3. The method for determining storage capacity based on a hard disk according to claim 1, characterized in that, Rate-limiting is applied to the data sent from the host to the cache to obtain the rate-limited data, including: Obtain the number of unit requests and the threshold number of requests sent from the host to the cache; wherein the number of unit requests is greater than the threshold number of requests; The number of rate-limited requests is determined based on the unit request count and the threshold request count; The data sent from the host to the cache is distributed according to the number of rate-limiting requests to complete the rate-limiting process for the data sent from the host to the cache.
4. The method for determining storage capacity based on a hard disk according to claim 1, characterized in that, Rate-limiting is applied to the data sent from the host to the cache to obtain the rate-limited data, including: Obtain the initial rate and critical rate limit of the current data sent from the host to the cache; The initial rate of the current data is adjusted according to the critical rate limiting rate to complete the rate limiting process of the host sending data to the cache.
5. The method for determining storage capacity based on a hard disk according to claim 1, characterized in that, The mount mode of the volume is determined based on the updated current used capacity of the hard drive and the capacity threshold, including: If the current used capacity of the updated hard disk is greater than or equal to the capacity threshold, then the mount mode of the volume is determined to be read-only mode. If the current used capacity of the updated hard drive is less than the capacity threshold, then the mount mode of the volume is determined to be read-write mode. Correspondingly, after determining the volume's mount mode, the following steps are also included: When the volume is mounted in read-only mode, switch the read-write business mode to query mode; When the volume is mounted in read / write mode, the updated current used capacity of the hard disk is subtracted from the capacity threshold to obtain the second data capacity. The mapping relationship between data capacity range and rate limiting level is obtained in advance; wherein, the data capacity range and the rate limiting level have a one-to-one mapping relationship. The target data capacity range corresponding to the second data capacity is determined in the mapping relationship; Determine the corresponding second target rate limiting level based on the target data capacity range; The rate-limited data is sent to the cache according to the rate-limiting rate corresponding to the second target rate-limiting level.
6. A storage system, characterized in that, Includes the host and hard drive; the cache is located on the host. The host is used to perform the steps of the hard disk-based storage capacity determination method according to any one of claims 1 to 5.
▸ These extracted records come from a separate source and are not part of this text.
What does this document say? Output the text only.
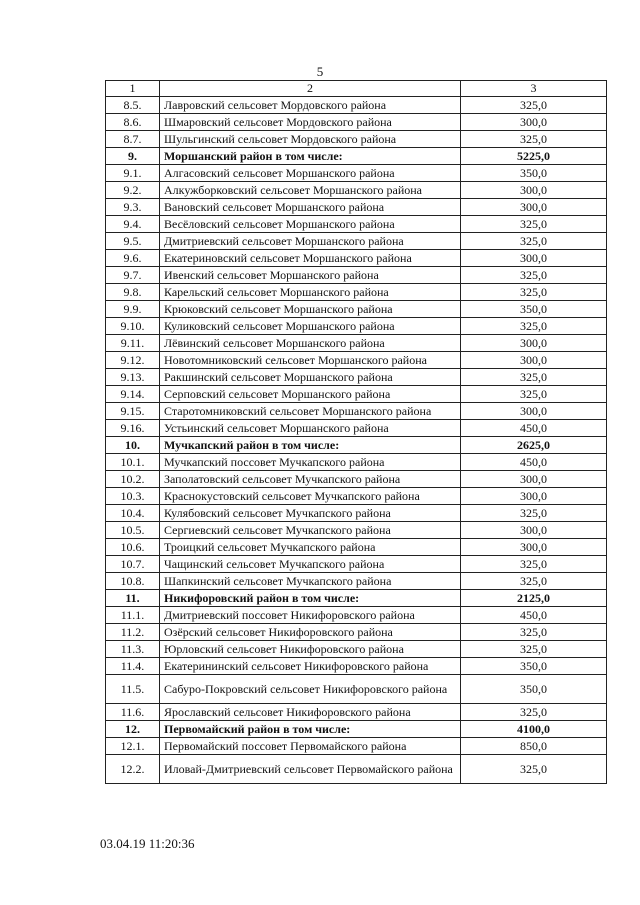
5
1	2	3
8.5.	Лавровский сельсовет Мордовского района	325,0
8.6.	Шмаровский сельсовет Мордовского района	300,0
8.7.	Шульгинский сельсовет Мордовского района	325,0
9.	Моршанский район в том числе:	5225,0
9.1.	Алгасовский сельсовет Моршанского района	350,0
9.2.	Алкужборковский сельсовет Моршанского района	300,0
9.3.	Вановский сельсовет Моршанского района	300,0
9.4.	Весёловский сельсовет Моршанского района	325,0
9.5.	Дмитриевский сельсовет Моршанского района	325,0
9.6.	Екатериновский сельсовет Моршанского района	300,0
9.7.	Ивенский сельсовет Моршанского района	325,0
9.8.	Карельский сельсовет Моршанского района	325,0
9.9.	Крюковский сельсовет Моршанского района	350,0
9.10.	Куликовский сельсовет Моршанского района	325,0
9.11.	Лёвинский сельсовет Моршанского района	300,0
9.12.	Новотомниковский сельсовет Моршанского района	300,0
9.13.	Ракшинский сельсовет Моршанского района	325,0
9.14.	Серповский сельсовет Моршанского района	325,0
9.15.	Старотомниковский сельсовет Моршанского района	300,0
9.16.	Устьинский сельсовет Моршанского района	450,0
10.	Мучкапский район в том числе:	2625,0
10.1.	Мучкапский поссовет Мучкапского района	450,0
10.2.	Заполатовский сельсовет Мучкапского района	300,0
10.3.	Краснокустовский сельсовет Мучкапского района	300,0
10.4.	Кулябовский сельсовет Мучкапского района	325,0
10.5.	Сергиевский сельсовет Мучкапского района	300,0
10.6.	Троицкий сельсовет Мучкапского района	300,0
10.7.	Чащинский сельсовет Мучкапского района	325,0
10.8.	Шапкинский сельсовет Мучкапского района	325,0
11.	Никифоровский район в том числе:	2125,0
11.1.	Дмитриевский поссовет Никифоровского района	450,0
11.2.	Озёрский сельсовет Никифоровского района	325,0
11.3.	Юрловский сельсовет Никифоровского района	325,0
11.4.	Екатерининский сельсовет Никифоровского района	350,0
11.5.	Сабуро-Покровский сельсовет Никифоровского района	350,0
11.6.	Ярославский сельсовет Никифоровского района	325,0
12.	Первомайский район в том числе:	4100,0
12.1.	Первомайский поссовет Первомайского района	850,0
12.2.	Иловай-Дмитриевский сельсовет Первомайского района	325,0
03.04.19 11:20:36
7. A server, characterized in that, include: Memory, used to store computer programs; A processor, configured to implement the steps of the disk-based storage capacity determination method as described in any one of claims 1 to 5 when executing the computer program.
8. A computer-readable storage medium, characterized in that, The computer-readable storage medium stores a computer program that, when executed by a processor, implements the steps of the disk-based storage capacity determination method as described in any one of claims 1 to 5.